Liew: The main result is a delay in effective treatment, which results in poorer outcomes, and poorer response to therapies once started. Why might this happen? The longer you go without appropriate anti-inflammatory treatment, the more that this inflammation has time to damage the joints, as well as cause stress systemically on the rest of the body. This can increase the burden of cardiovascular disease and risk. The longer you go without appropriate therapy may also contribute to pain sensitization in some, potentially leading to issues with chronic, widespread pain even after therapy is started.

Healio: How does disease progression present differently in male vs. female patients, and how can this be better addressed?

Liew: Observational studies have demonstrated that men have more radiographic progression and are more likely to have inflammatory changes on MRI. But does this necessarily mean that the disease phenotype is more severe in men? Not necessarily.

The same studies have also shown that women have a greater burden of disease activity and report health-related worse quality of life. One older study, looking at a cohort of AS patients with long-standing (20 years or more) symptoms found that male sex was associated with radiographic severity but female sex with worse physical function. The results from these studies come with caution about causal interpretation. There’s an issue with selection bias when we consider who is in these cohorts. And if you study associations within a select group of people, for example those with long-standing AS, you could find associations in the cohort that don’t truly exist if you were to consider all-comers with axSpA. Plus, there are methodologic considerations with these observational studies such as, were they able to measure all important confounders appropriately and adjust for them in their models?

Healio: In what ways do BASDAI scores influence diagnoses for different sexes?
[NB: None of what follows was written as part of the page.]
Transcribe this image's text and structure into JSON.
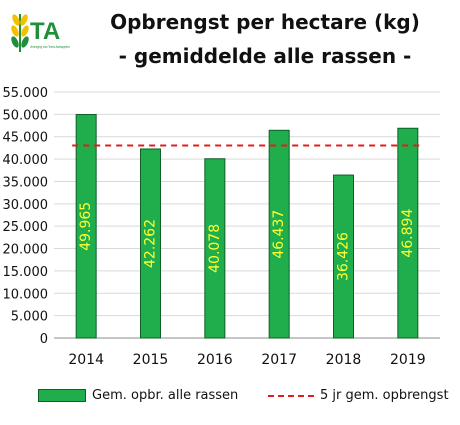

Liew: We don’t use BASDAI for diagnosis, but we do use it for monitoring disease activity and treatment response. BASDAI, more so than the other clinical disease activity measure, ASDAS, is on average higher in women than in men with axSpA. It’s important to note that these are disease activity measures that are largely based on subjective measures — though ASDAS also has a laboratory component, the CRP or ESR).

Healio: In what ways could clinical trials or studies overcome sex disparities?

Liew: Most clinical trials have not been powered to look at sex differences in treatment response. This is a major limitation. While clinical trials are a better type of study (vs. observational studies) to look for causal relations, clinical trials still depend on their design.